La sénatrice Miville-Dechêne : Est-ce que l’adresse de courriel est demandée uniquement pour les pages de pornographie et le contenu néfaste ou sur toutes les pages de X?
Lord Bethell : Sénatrice, j’ai bien peur de ne pas pouvoir répondre à cette question. D’après ce que je comprends, les choses évoluent un peu et on essaie différents systèmes. Je peux vous écrire pour vous donner une réponse concrète, si cela peut vous être utile.
[Français]
La sénatrice Miville-Dechêne : J’aimerais aussi poser une question à Mme Pécaut-Rivolier. Votre système ne fait que viser les plateformes pornographiques; pouvez-vous parler de vos démêlés avec Ethical Capital Partners et Pornhub?
Selon ce que je comprends, depuis 2020, vous avez fait l’objet de poursuites de la part de cette compagnie qui est quand même basée à Montréal et au Canada et qui ne respecte pas la loi en vigueur.
Mme Pécaut-Rivolier : Merci de votre question.
Effectivement, avant la loi de 2024, nous avions déjà une loi en 2020 qui nous donnait un certain nombre de pouvoirs. Donc, notre loi s’adresse aux sites qui mettent du contenu pornographique à l’écran en les obligeant à mettre en place un système de vérification de l’âge. Depuis 2020, nous faisons l’objet de plusieurs litiges de la part de divers poursuivants qui souhaitent se défendre contre toutes les actions que nous avons essayé de mener pour que la vérification de l’âge soit effective.

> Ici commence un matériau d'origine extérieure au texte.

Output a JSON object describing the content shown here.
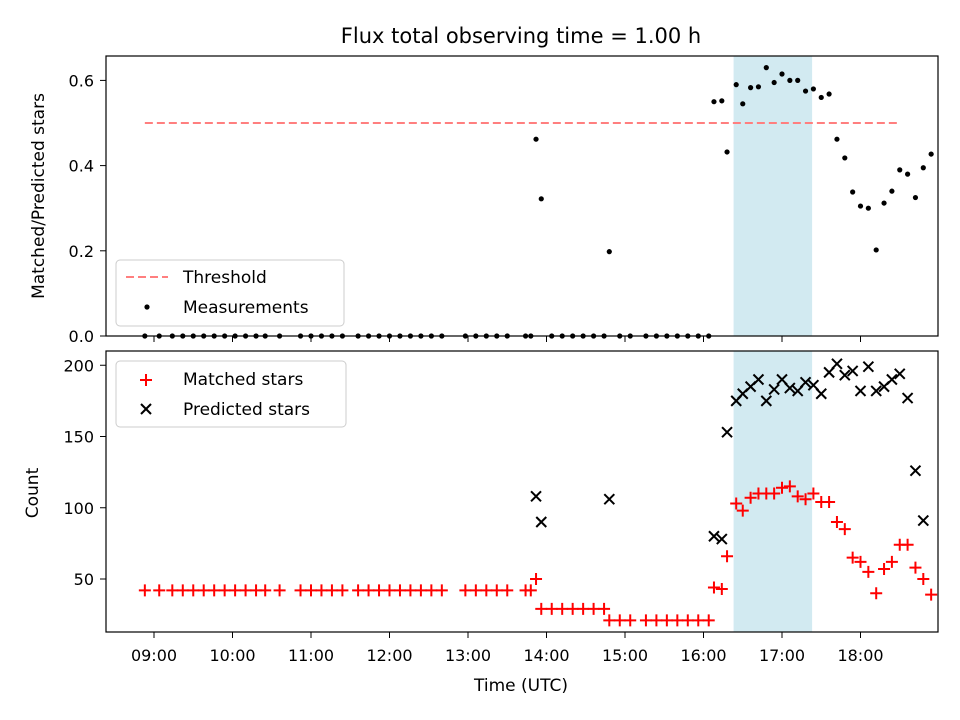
{
  "chart_data": [
    {
      "type": "scatter",
      "title": "Flux total observing time = 1.00 h",
      "xlabel": "",
      "ylabel": "Matched/Predicted stars",
      "ylim": [
        0,
        0.66
      ],
      "yticks": [
        "0.0",
        "0.2",
        "0.4",
        "0.6"
      ],
      "legend_position": "lower-left",
      "threshold": {
        "name": "Threshold",
        "value": 0.5,
        "x_range": [
          "08:53",
          "18:30"
        ]
      },
      "highlight_span": {
        "start": "16:23",
        "end": "17:23"
      },
      "series": [
        {
          "name": "Measurements",
          "points": [
            [
              "08:53",
              0
            ],
            [
              "09:04",
              0
            ],
            [
              "09:14",
              0
            ],
            [
              "09:22",
              0
            ],
            [
              "09:30",
              0
            ],
            [
              "09:38",
              0
            ],
            [
              "09:46",
              0
            ],
            [
              "09:54",
              0
            ],
            [
              "10:02",
              0
            ],
            [
              "10:10",
              0
            ],
            [
              "10:18",
              0
            ],
            [
              "10:25",
              0
            ],
            [
              "10:36",
              0
            ],
            [
              "10:52",
              0
            ],
            [
              "11:00",
              0
            ],
            [
              "11:08",
              0
            ],
            [
              "11:16",
              0
            ],
            [
              "11:24",
              0
            ],
            [
              "11:36",
              0
            ],
            [
              "11:44",
              0
            ],
            [
              "11:52",
              0
            ],
            [
              "12:00",
              0
            ],
            [
              "12:08",
              0
            ],
            [
              "12:16",
              0
            ],
            [
              "12:24",
              0
            ],
            [
              "12:32",
              0
            ],
            [
              "12:40",
              0
            ],
            [
              "12:58",
              0
            ],
            [
              "13:06",
              0
            ],
            [
              "13:14",
              0
            ],
            [
              "13:22",
              0
            ],
            [
              "13:30",
              0
            ],
            [
              "13:44",
              0
            ],
            [
              "13:48",
              0
            ],
            [
              "13:52",
              0.462
            ],
            [
              "13:56",
              0.322
            ],
            [
              "14:04",
              0
            ],
            [
              "14:12",
              0
            ],
            [
              "14:20",
              0
            ],
            [
              "14:28",
              0
            ],
            [
              "14:36",
              0
            ],
            [
              "14:44",
              0
            ],
            [
              "14:48",
              0.198
            ],
            [
              "14:56",
              0
            ],
            [
              "15:04",
              0
            ],
            [
              "15:16",
              0
            ],
            [
              "15:24",
              0
            ],
            [
              "15:32",
              0
            ],
            [
              "15:40",
              0
            ],
            [
              "15:48",
              0
            ],
            [
              "15:56",
              0
            ],
            [
              "16:04",
              0
            ],
            [
              "16:08",
              0.55
            ],
            [
              "16:14",
              0.552
            ],
            [
              "16:18",
              0.432
            ],
            [
              "16:25",
              0.59
            ],
            [
              "16:30",
              0.545
            ],
            [
              "16:36",
              0.583
            ],
            [
              "16:42",
              0.585
            ],
            [
              "16:48",
              0.63
            ],
            [
              "16:54",
              0.595
            ],
            [
              "17:00",
              0.615
            ],
            [
              "17:06",
              0.6
            ],
            [
              "17:12",
              0.6
            ],
            [
              "17:18",
              0.575
            ],
            [
              "17:24",
              0.58
            ],
            [
              "17:30",
              0.56
            ],
            [
              "17:36",
              0.568
            ],
            [
              "17:42",
              0.462
            ],
            [
              "17:48",
              0.418
            ],
            [
              "17:54",
              0.338
            ],
            [
              "18:00",
              0.305
            ],
            [
              "18:06",
              0.3
            ],
            [
              "18:12",
              0.202
            ],
            [
              "18:18",
              0.312
            ],
            [
              "18:24",
              0.34
            ],
            [
              "18:30",
              0.39
            ],
            [
              "18:36",
              0.38
            ],
            [
              "18:42",
              0.325
            ],
            [
              "18:48",
              0.395
            ],
            [
              "18:54",
              0.427
            ]
          ]
        }
      ]
    },
    {
      "type": "scatter",
      "title": "",
      "xlabel": "Time (UTC)",
      "ylabel": "Count",
      "ylim": [
        12,
        212
      ],
      "yticks": [
        "50",
        "100",
        "150",
        "200"
      ],
      "xticks": [
        "09:00",
        "10:00",
        "11:00",
        "12:00",
        "13:00",
        "14:00",
        "15:00",
        "16:00",
        "17:00",
        "18:00"
      ],
      "legend_position": "upper-left",
      "highlight_span": {
        "start": "16:23",
        "end": "17:23"
      },
      "series": [
        {
          "name": "Matched stars",
          "color": "#ff0000",
          "marker": "plus",
          "points": [
            [
              "08:53",
              42
            ],
            [
              "09:04",
              42
            ],
            [
              "09:14",
              42
            ],
            [
              "09:22",
              42
            ],
            [
              "09:30",
              42
            ],
            [
              "09:38",
              42
            ],
            [
              "09:46",
              42
            ],
            [
              "09:54",
              42
            ],
            [
              "10:02",
              42
            ],
            [
              "10:10",
              42
            ],
            [
              "10:18",
              42
            ],
            [
              "10:25",
              42
            ],
            [
              "10:36",
              42
            ],
            [
              "10:52",
              42
            ],
            [
              "11:00",
              42
            ],
            [
              "11:08",
              42
            ],
            [
              "11:16",
              42
            ],
            [
              "11:24",
              42
            ],
            [
              "11:36",
              42
            ],
            [
              "11:44",
              42
            ],
            [
              "11:52",
              42
            ],
            [
              "12:00",
              42
            ],
            [
              "12:08",
              42
            ],
            [
              "12:16",
              42
            ],
            [
              "12:24",
              42
            ],
            [
              "12:32",
              42
            ],
            [
              "12:40",
              42
            ],
            [
              "12:58",
              42
            ],
            [
              "13:06",
              42
            ],
            [
              "13:14",
              42
            ],
            [
              "13:22",
              42
            ],
            [
              "13:30",
              42
            ],
            [
              "13:44",
              42
            ],
            [
              "13:48",
              42
            ],
            [
              "13:52",
              50
            ],
            [
              "13:56",
              29
            ],
            [
              "14:04",
              29
            ],
            [
              "14:12",
              29
            ],
            [
              "14:20",
              29
            ],
            [
              "14:28",
              29
            ],
            [
              "14:36",
              29
            ],
            [
              "14:44",
              29
            ],
            [
              "14:48",
              21
            ],
            [
              "14:56",
              21
            ],
            [
              "15:04",
              21
            ],
            [
              "15:16",
              21
            ],
            [
              "15:24",
              21
            ],
            [
              "15:32",
              21
            ],
            [
              "15:40",
              21
            ],
            [
              "15:48",
              21
            ],
            [
              "15:56",
              21
            ],
            [
              "16:04",
              21
            ],
            [
              "16:08",
              44
            ],
            [
              "16:14",
              43
            ],
            [
              "16:18",
              66
            ],
            [
              "16:25",
              103
            ],
            [
              "16:30",
              98
            ],
            [
              "16:36",
              107
            ],
            [
              "16:42",
              110
            ],
            [
              "16:48",
              110
            ],
            [
              "16:54",
              110
            ],
            [
              "17:00",
              114
            ],
            [
              "17:06",
              115
            ],
            [
              "17:12",
              108
            ],
            [
              "17:18",
              106
            ],
            [
              "17:24",
              110
            ],
            [
              "17:30",
              104
            ],
            [
              "17:36",
              104
            ],
            [
              "17:42",
              90
            ],
            [
              "17:48",
              85
            ],
            [
              "17:54",
              65
            ],
            [
              "18:00",
              62
            ],
            [
              "18:06",
              55
            ],
            [
              "18:12",
              40
            ],
            [
              "18:18",
              57
            ],
            [
              "18:24",
              62
            ],
            [
              "18:30",
              74
            ],
            [
              "18:36",
              74
            ],
            [
              "18:42",
              58
            ],
            [
              "18:48",
              50
            ],
            [
              "18:54",
              39
            ]
          ]
        },
        {
          "name": "Predicted stars",
          "color": "#000000",
          "marker": "x",
          "points": [
            [
              "13:52",
              108
            ],
            [
              "13:56",
              90
            ],
            [
              "14:48",
              106
            ],
            [
              "16:08",
              80
            ],
            [
              "16:14",
              78
            ],
            [
              "16:18",
              153
            ],
            [
              "16:25",
              175
            ],
            [
              "16:30",
              180
            ],
            [
              "16:36",
              185
            ],
            [
              "16:42",
              190
            ],
            [
              "16:48",
              175
            ],
            [
              "16:54",
              183
            ],
            [
              "17:00",
              190
            ],
            [
              "17:06",
              184
            ],
            [
              "17:12",
              182
            ],
            [
              "17:18",
              188
            ],
            [
              "17:24",
              186
            ],
            [
              "17:30",
              180
            ],
            [
              "17:36",
              195
            ],
            [
              "17:42",
              201
            ],
            [
              "17:48",
              193
            ],
            [
              "17:54",
              196
            ],
            [
              "18:00",
              182
            ],
            [
              "18:06",
              199
            ],
            [
              "18:12",
              182
            ],
            [
              "18:18",
              185
            ],
            [
              "18:24",
              190
            ],
            [
              "18:30",
              194
            ],
            [
              "18:36",
              177
            ],
            [
              "18:42",
              126
            ],
            [
              "18:48",
              91
            ]
          ]
        }
      ]
    }
  ]
}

Nous avions entrepris des actions en justice pour obliger les plateformes à mettre ce système en place. Les plateformes se sont défendues en disant qu’aucun système n’était acceptable. Je crois qu’actuellement, nous avons au moins une quinzaine de litiges en cours dans toutes les juridictions qui existent en France et en Europe sur la base de divers arguments qui sont à la fois le risque d’atteinte aux données personnelles et à la vie privée, surtout par rapport au fait que les effets de la vérification de l’âge étaient disproportionnés. Ces litiges concernent non seulement Aylo, mais aussi les grands sites pornographiques de manière générale. Nous avons eu des questions de constitutionnalité, de conventionnalité. Nous menons des combats juridiques assez forts. Mais ce que je constate, c’est que —
La sénatrice Miville-Dechêne : Je vais vous arrêter une seconde pour vous demander ceci : pourquoi Aylo, Ethical Capital Partners et Pornhub ont-ils quitté la France, alors que vous aviez établi la double authentification sur vos plateformes?

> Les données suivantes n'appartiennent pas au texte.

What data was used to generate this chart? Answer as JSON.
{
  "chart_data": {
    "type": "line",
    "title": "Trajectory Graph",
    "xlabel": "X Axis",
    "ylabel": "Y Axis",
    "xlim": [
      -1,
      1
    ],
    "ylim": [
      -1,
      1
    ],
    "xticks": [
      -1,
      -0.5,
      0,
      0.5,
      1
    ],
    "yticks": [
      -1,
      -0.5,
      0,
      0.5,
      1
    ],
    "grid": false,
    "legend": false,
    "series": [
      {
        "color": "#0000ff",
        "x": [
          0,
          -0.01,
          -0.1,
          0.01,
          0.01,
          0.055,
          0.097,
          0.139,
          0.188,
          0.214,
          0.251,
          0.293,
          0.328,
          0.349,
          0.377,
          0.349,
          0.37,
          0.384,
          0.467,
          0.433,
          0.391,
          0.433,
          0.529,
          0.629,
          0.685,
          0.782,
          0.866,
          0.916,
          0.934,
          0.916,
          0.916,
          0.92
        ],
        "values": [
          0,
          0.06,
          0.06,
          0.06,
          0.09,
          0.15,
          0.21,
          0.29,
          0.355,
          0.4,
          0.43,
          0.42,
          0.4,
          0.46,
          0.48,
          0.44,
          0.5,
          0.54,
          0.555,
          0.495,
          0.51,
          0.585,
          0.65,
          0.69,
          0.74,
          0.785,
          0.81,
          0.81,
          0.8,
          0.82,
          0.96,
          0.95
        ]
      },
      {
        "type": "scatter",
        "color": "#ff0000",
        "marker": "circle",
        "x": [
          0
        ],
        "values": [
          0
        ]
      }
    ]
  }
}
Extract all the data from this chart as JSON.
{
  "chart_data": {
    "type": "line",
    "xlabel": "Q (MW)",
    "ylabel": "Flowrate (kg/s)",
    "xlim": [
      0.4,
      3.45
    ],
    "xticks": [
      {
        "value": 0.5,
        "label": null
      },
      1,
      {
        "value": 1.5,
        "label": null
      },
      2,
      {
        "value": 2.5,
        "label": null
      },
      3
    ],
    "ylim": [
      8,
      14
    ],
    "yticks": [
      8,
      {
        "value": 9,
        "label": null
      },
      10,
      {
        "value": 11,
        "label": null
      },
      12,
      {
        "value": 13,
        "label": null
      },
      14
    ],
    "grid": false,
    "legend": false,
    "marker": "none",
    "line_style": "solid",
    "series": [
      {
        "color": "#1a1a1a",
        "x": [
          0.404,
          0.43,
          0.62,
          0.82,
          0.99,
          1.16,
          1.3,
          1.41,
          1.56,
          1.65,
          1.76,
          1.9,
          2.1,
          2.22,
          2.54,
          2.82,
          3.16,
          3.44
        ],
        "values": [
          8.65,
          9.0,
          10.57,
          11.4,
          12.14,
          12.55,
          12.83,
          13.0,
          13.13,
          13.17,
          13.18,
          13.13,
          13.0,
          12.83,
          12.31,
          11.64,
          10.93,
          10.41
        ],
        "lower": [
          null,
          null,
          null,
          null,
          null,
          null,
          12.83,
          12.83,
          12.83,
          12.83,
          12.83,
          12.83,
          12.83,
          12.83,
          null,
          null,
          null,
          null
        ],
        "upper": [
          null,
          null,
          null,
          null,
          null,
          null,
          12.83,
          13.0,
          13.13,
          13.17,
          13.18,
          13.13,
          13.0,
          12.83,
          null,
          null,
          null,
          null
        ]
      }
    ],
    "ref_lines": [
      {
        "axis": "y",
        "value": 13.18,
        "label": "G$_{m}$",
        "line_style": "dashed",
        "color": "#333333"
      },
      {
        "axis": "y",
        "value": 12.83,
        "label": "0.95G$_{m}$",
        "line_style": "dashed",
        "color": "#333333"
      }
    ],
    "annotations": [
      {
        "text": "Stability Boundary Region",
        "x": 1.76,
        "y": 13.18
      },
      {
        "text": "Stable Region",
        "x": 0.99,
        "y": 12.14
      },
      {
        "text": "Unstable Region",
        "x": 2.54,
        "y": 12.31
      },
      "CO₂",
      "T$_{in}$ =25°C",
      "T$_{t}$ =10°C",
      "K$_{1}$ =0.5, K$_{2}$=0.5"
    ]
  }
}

Mme Pécaut-Rivolier : Nous les avons contactés pour savoir quel était le problème, selon eux. L’argument qui nous a été donné, c’est que les demandes qui étaient faites étaient trop lourdes à mettre en œuvre pour eux, et que, par conséquent, elles étaient disproportionnées par rapport à l’objectif de protection des mineurs.
Sur leur site accessible en France, ils ont mis en place un pastiche du célèbre tableau de Delacroix qui s’appelle La liberté guidant le peuple.
La sénatrice Miville-Dechêne : Merci beaucoup pour vos explications.
[Traduction]
Le sénateur Prosper : Merci beaucoup à nos témoins de nous aider à comprendre ce sujet très important.
Je tiens à revenir à certains des témoignages que nous avons entendus dans le cadre de notre étude du projet de loi. Ce qui me préoccupe, c’est l’efficacité de ce projet de loi, parce que des gens comme Mme Boden, de la Free Speech Coalition, et M. Friedman, d’Ethical Capital Partners, nous disent que ce n’est pas le cas. Ce qu’on nous dit, c’est qu’il peut être contourné. Je comprends la dimension des RPV et comment vous qualifiez cela de mythe.
Par l’entremise des témoins, nous avons entendu parler de solutions de rechange, et j’aimerais que vous me disiez tous les deux ce que vous en pensez. M. Friedman, d’Ethical Capital Partners, semble avoir résumé la situation en disant que la vérification de l’âge et des choses de cette nature sur les sites comporte des lacunes graves, et que si cette vérification se faisait plutôt sur un appareil, cela les éliminerait.
Qu’en pensez-vous? Croyez-vous que les technologies de vérification de l’âge sur les sites, qui font en sorte que les jeunes n’ont pas accès à du matériel pornographique, comportent des lacunes graves? Pensez-vous que le mécanisme ou la voie qui convient le mieux pour régler ce problème est l’appareil proprement dit? J’aimerais savoir ce que vous en pensez.
Lord Bethell : M. Friedman a raison, et je vais expliquer pourquoi, mais cela ne constitue pas une lacune grave ni une raison de ne pas agir.
J’aimerais beaucoup qu’Apple et Google intègrent une vérification de l’âge dans l’App Store et sur les téléphones. C’est la seule façon d’avoir une division efficace et à long terme des sites Internet entre ceux qui sont sécuritaires pour les enfants et ceux qui comportent du contenu dérangeant réservé aux adultes. Je suis très déçu que deux sociétés sérieuses, qui valent des centaines de milliards de livres, aient résisté avec autant de véhémence, aient dépensé des centaines de millions de dollars pour faire campagne contre cette mesure, et soient intervenues à Downing Street et au plus haut niveau du gouvernement pour empêcher la mise en œuvre de cette mesure sensée. Cela en dit long sur ces deux organisations.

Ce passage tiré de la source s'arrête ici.